CAMERA is compliant with the standards promulgated by the Genome Standards Consortium (GSC), and sustains a role within the GCS in extending standards for content and format of the metagenomic data and metadata and its submission to the CAMERA repository. To ensure wide, ready access to data and annotation, CAMERA also provides data submission tools to allow researchers to share and forward data to other metagenomics sites and to other community data archives such as GenBank. It has multiple interfaces for easy submission of large or complex datasets, and supports pre-registration of samples for sequencing. CAMERA integrates tools for sequence quality control, assembly, gene prediction and annotation, clustering, functional and comparative genomics applications, and many other downstream analysis tools.

All tools are organized in an extensible workflow system with provenance also being maintained, which allows users to view and download results, browse the specific details on how results are generated, and upload their own workflows. The flexibility of the system enables tool integration from the broader research community and promotes the maintenance of an extensible analysis environment. An important aspect of the workflow environment is the organization of workflows into a systematic network, in which the output for one functional unit can be used as an input for subsequent workflow runs. This allows researchers to build a complete end-to-end analysis stream by choosing different combinations of workflows based on their specific needs for a given analysis.

CAMERA also provides high-performance networking access and grid-based computing, and a large amount of rotating storage to support analyses. The project sustains version updates and software upgrades training sessions, and periodic solicitation of feedback to ensure the infrastructure and services continue to serve the needs of the scientific community. The success of this project will depend heavily on continuous input from the genomics, microbiology, molecular biology, ecology, and related communities about their needs and priorities.

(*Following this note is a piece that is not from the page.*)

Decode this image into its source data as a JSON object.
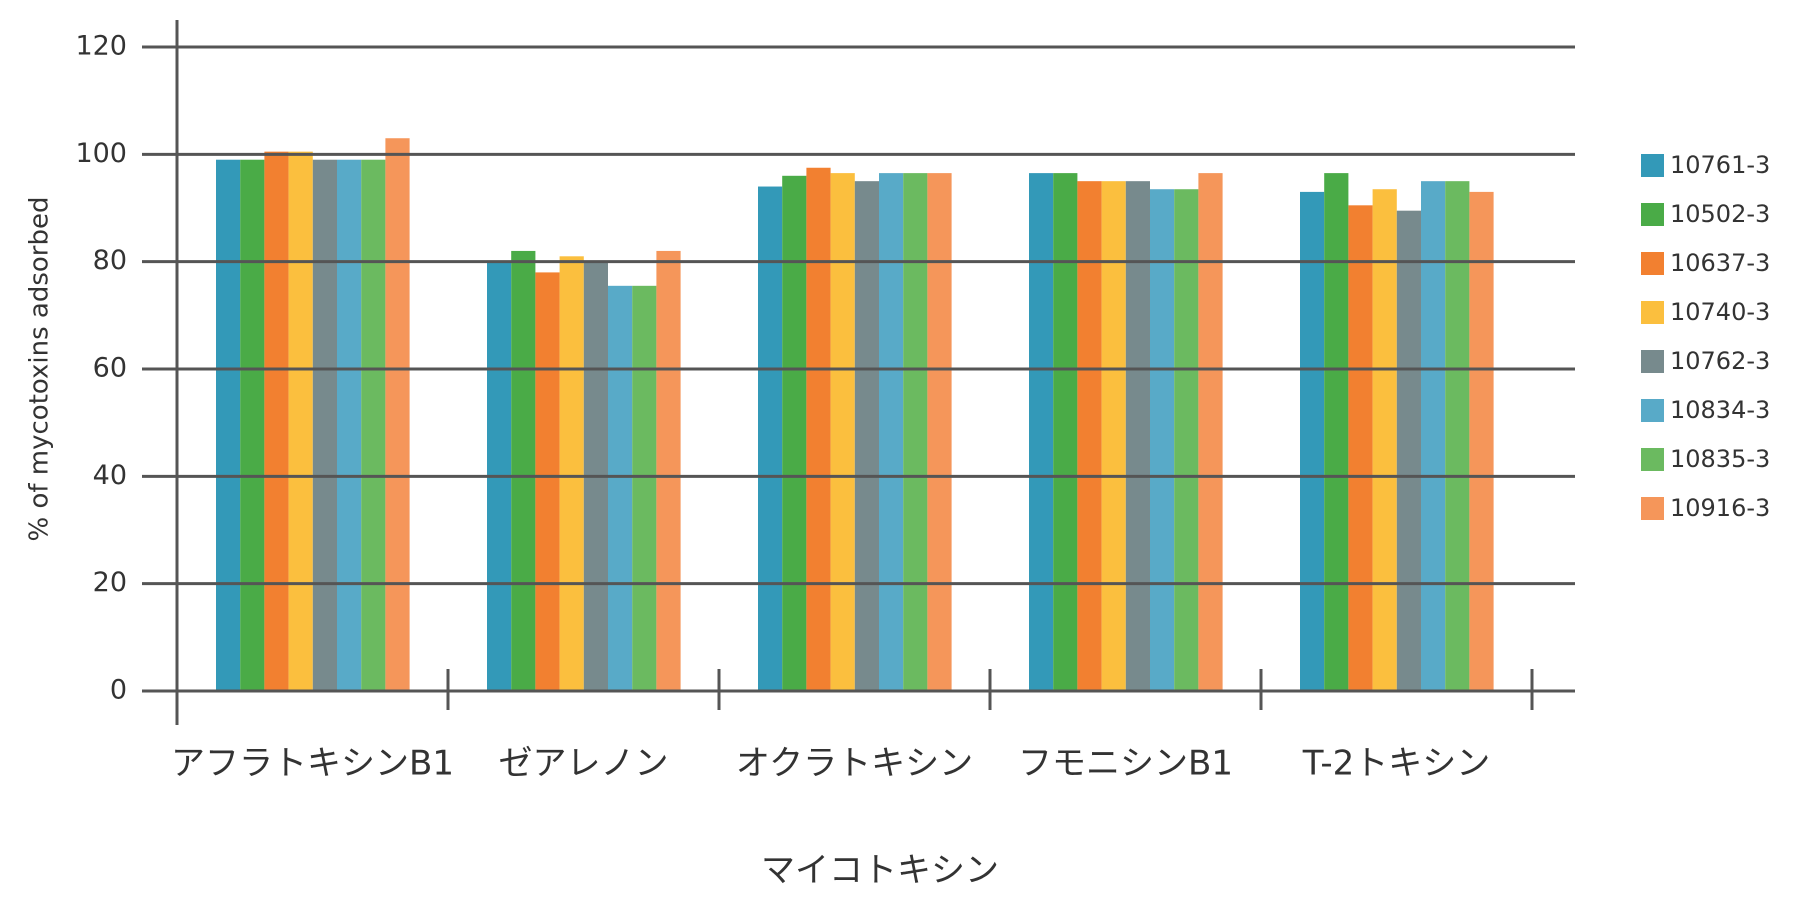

We encourage your feedback on the utility of the tools and data sets we make available and how we can improve on them in subsequent releases.

The approaches and observations in metagenonmics represents a major scientific revolution, which led a National Academy of Sciences study to call it a new science. For example, marine metagenomics is emerging as a focus for innovation at the interface of marine environmental science and information technology. Similar scientific dynamics arise from soil metagenomics and the study of host-based metagenomics or microbiomes. The pace of development and the power of gene sequencing for biological discovery are increasing rapidly with the application of shotgun sequencing technology to entire microbial communities.

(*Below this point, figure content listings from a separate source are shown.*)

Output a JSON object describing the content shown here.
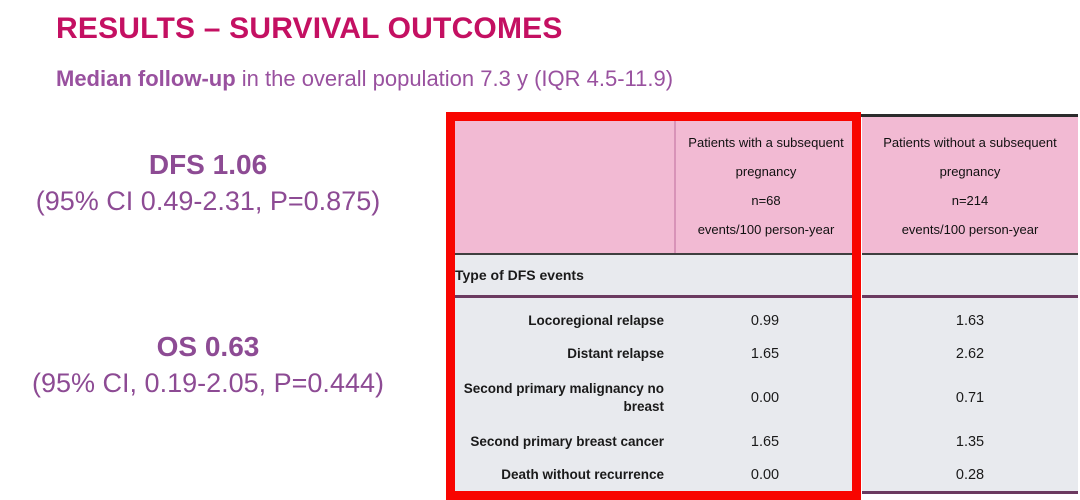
{
  "page": {
    "title": "RESULTS – SURVIVAL OUTCOMES",
    "subtitle_lead": "Median follow-up",
    "subtitle_rest": " in the overall population 7.3 y (IQR 4.5-11.9)"
  },
  "stats": {
    "dfs": {
      "value": "DFS 1.06",
      "ci": "(95% CI 0.49-2.31, P=0.875)"
    },
    "os": {
      "value": "OS 0.63",
      "ci": "(95% CI, 0.19-2.05, P=0.444)"
    }
  },
  "table": {
    "header_with": {
      "l1": "Patients with a subsequent",
      "l2": "pregnancy",
      "l3": "n=68",
      "l4": "events/100 person-year"
    },
    "header_without": {
      "l1": "Patients without a subsequent",
      "l2": "pregnancy",
      "l3": "n=214",
      "l4": "events/100 person-year"
    },
    "section_label": "Type of DFS events",
    "rows": [
      {
        "label": "Locoregional relapse",
        "with_pregnancy": "0.99",
        "without_pregnancy": "1.63"
      },
      {
        "label": "Distant relapse",
        "with_pregnancy": "1.65",
        "without_pregnancy": "2.62"
      },
      {
        "label": "Second primary malignancy no breast",
        "with_pregnancy": "0.00",
        "without_pregnancy": "0.71"
      },
      {
        "label": "Second primary breast cancer",
        "with_pregnancy": "1.65",
        "without_pregnancy": "1.35"
      },
      {
        "label": "Death without recurrence",
        "with_pregnancy": "0.00",
        "without_pregnancy": "0.28"
      }
    ]
  },
  "colors": {
    "title": "#c41062",
    "purple_text": "#8d4b94",
    "header_pink": "#f2bad3",
    "body_gray": "#e8eaee",
    "purple_rule": "#6b3a60",
    "highlight_red": "#f80500"
  },
  "chart_data": {
    "type": "table",
    "title": "Type of DFS events (events/100 person-year)",
    "categories": [
      "Locoregional relapse",
      "Distant relapse",
      "Second primary malignancy no breast",
      "Second primary breast cancer",
      "Death without recurrence"
    ],
    "series": [
      {
        "name": "Patients with a subsequent pregnancy n=68",
        "values": [
          0.99,
          1.65,
          0.0,
          1.65,
          0.0
        ]
      },
      {
        "name": "Patients without a subsequent pregnancy n=214",
        "values": [
          1.63,
          2.62,
          0.71,
          1.35,
          0.28
        ]
      }
    ]
  }
}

Unlike the traditional culture-based sequencing methods, metagenomics arises from a breakthrough sequencing approach to examine the interaction of countless microbial species present at a specific environmental location and offers tremendous potential to understand better the functioning of natural ecosystems. It is enabling scientists to consider each gene in the context of its ecology: the composition of the rest of the community, the environmental conditions in which it is found, and its relationships with other species (and when relevant, with its host) with which it is found at other times and places.

Responding the opportunities and challenges of the new science, this resource, when fully annotated, will form a Knowledge Base of federated (microbial ecological) information relating to genomic sequences and their associated metadata to support a fundamental paradigm shift in the way in which the biological and biomedical sciences develop in the 21st century.